Wednesday, April 12

Securing Service Oriented Architecture:
Ready, Shoot, Aim
By Jonathan G. Gossels

It is almost impossible to pick up an IT technical publication these days without seeing articles touting the virtues of Service Oriented Architecture (SOA). SOA offers the promise of reduced development cost and faster time to market primarily through code reuse. The critical topic that is lost in all of this is security – and securing a SOA environment is challenging.

The term Service Oriented Architecture is frequently bandied about, but it is not broadly understood. A recent survey noted that approximately 50% of IT professionals professed to have some familiarity with the term. Yet, those same respondents overwhelmingly failed to associate the defining attribute, code reuse, with the term. Those findings simply underline that we are in the very early stages of a major technological change.

Now is the time for security professionals to step up and lead their organizations in finding creative solutions to a wide range of problems including:

- The size of applications shrinks in proportion to the number of services available. In order to accomplish the maximum code reuse, services must be designed to be as general as possible. This pressure to produce general purpose services conflicts with application-specific security requirements.

- There is a well established body of best practices for maintaining a secure processing environment. Formal change control procedures are used when new software or systems are added. Only specifically authorized personnel are allowed to implement changes. The opposite is the norm (and vision) for many SOAs.

- In many implementations of SOAs using SOAP and MQ Series, by default, no authentication is performed. However, even if a developer enables Web Services Security, determining what authentication means in the loosely coupled SOA environment is still required.

- One of the problems organizations face with SOAs is that they provide no end-to-end security. In larger SOAs, software infrastructure is used to create a bus processing model that aids in dynamically connecting, mediating and controlling services and their interactions. The beauty (and danger) of this model is that each of the components in the chain is (relatively) unaware of the processing that occurs in the other components; there is no concept of end-to-end control over a SOA processing path.

- It is not uncommon for organizations deploying SOAs to begin by selecting popular infrastructure products. While this approach maximizes application integration, it eliminates business requirements and information security requirements from the selection process – this is a mistake. Often, these requirements cannot reasonably be retrofitted into the environment.

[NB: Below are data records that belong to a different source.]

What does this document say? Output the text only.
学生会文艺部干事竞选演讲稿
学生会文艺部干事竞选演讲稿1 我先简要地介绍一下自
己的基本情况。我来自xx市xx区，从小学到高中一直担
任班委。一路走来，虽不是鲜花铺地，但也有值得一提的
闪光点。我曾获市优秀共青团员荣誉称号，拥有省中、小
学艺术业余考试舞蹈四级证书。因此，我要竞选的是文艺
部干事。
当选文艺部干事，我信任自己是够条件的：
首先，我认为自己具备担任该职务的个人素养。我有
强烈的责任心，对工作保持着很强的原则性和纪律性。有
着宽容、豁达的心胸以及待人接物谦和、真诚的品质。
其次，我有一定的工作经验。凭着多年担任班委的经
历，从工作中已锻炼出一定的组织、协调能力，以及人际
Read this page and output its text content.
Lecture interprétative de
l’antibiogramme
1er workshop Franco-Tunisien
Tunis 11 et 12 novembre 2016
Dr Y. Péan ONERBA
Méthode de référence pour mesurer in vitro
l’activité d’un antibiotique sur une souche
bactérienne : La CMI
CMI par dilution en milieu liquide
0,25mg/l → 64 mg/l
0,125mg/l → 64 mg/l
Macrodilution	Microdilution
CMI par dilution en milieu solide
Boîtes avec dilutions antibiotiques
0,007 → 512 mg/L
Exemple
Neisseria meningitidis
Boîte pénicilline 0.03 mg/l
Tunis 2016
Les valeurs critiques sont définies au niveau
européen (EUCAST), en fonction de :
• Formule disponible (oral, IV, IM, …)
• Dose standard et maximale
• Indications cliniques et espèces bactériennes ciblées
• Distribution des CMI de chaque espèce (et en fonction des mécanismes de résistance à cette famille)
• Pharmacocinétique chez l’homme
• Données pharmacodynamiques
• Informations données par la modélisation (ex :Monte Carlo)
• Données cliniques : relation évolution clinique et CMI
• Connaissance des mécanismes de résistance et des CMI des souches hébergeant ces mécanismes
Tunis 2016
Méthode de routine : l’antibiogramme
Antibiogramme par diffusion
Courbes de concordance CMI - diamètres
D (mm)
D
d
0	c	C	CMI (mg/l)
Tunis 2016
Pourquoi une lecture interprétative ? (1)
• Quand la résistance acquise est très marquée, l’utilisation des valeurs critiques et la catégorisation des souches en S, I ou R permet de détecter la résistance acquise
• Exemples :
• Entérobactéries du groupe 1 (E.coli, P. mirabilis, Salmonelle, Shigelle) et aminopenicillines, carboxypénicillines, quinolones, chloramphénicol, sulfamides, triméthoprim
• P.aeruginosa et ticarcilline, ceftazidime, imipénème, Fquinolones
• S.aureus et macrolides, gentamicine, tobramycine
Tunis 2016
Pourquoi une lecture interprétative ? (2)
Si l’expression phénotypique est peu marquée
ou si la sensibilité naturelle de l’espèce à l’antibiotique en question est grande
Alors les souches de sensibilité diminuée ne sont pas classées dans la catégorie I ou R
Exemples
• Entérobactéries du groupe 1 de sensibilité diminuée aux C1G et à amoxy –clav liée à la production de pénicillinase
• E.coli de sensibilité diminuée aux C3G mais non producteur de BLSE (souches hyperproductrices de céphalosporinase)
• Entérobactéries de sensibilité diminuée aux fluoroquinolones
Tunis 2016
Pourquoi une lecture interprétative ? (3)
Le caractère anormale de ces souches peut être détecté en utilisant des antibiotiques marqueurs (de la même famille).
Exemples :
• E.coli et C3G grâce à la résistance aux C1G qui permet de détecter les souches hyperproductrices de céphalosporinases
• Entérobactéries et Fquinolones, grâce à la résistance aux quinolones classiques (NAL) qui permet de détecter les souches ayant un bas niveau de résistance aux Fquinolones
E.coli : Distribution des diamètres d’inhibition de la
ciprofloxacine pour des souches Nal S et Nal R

Service Oriented Architectures are a new ballgame and require creative solutions to a wide range of problems. The most important of these solutions are architectural in nature – common infrastructure or replicated infrastructures by security level, how to accomplish mutual authentication, how to manage keys, how components are added to the environment, and who controls data. Our challenge over the next several years is to develop practical solutions to the inherent security problems of SOAs to enable our organizations to reap the benefits of code reuse, shorter time to market, and any-to-any processing interaction. As security professionals, we need to provide leadership now.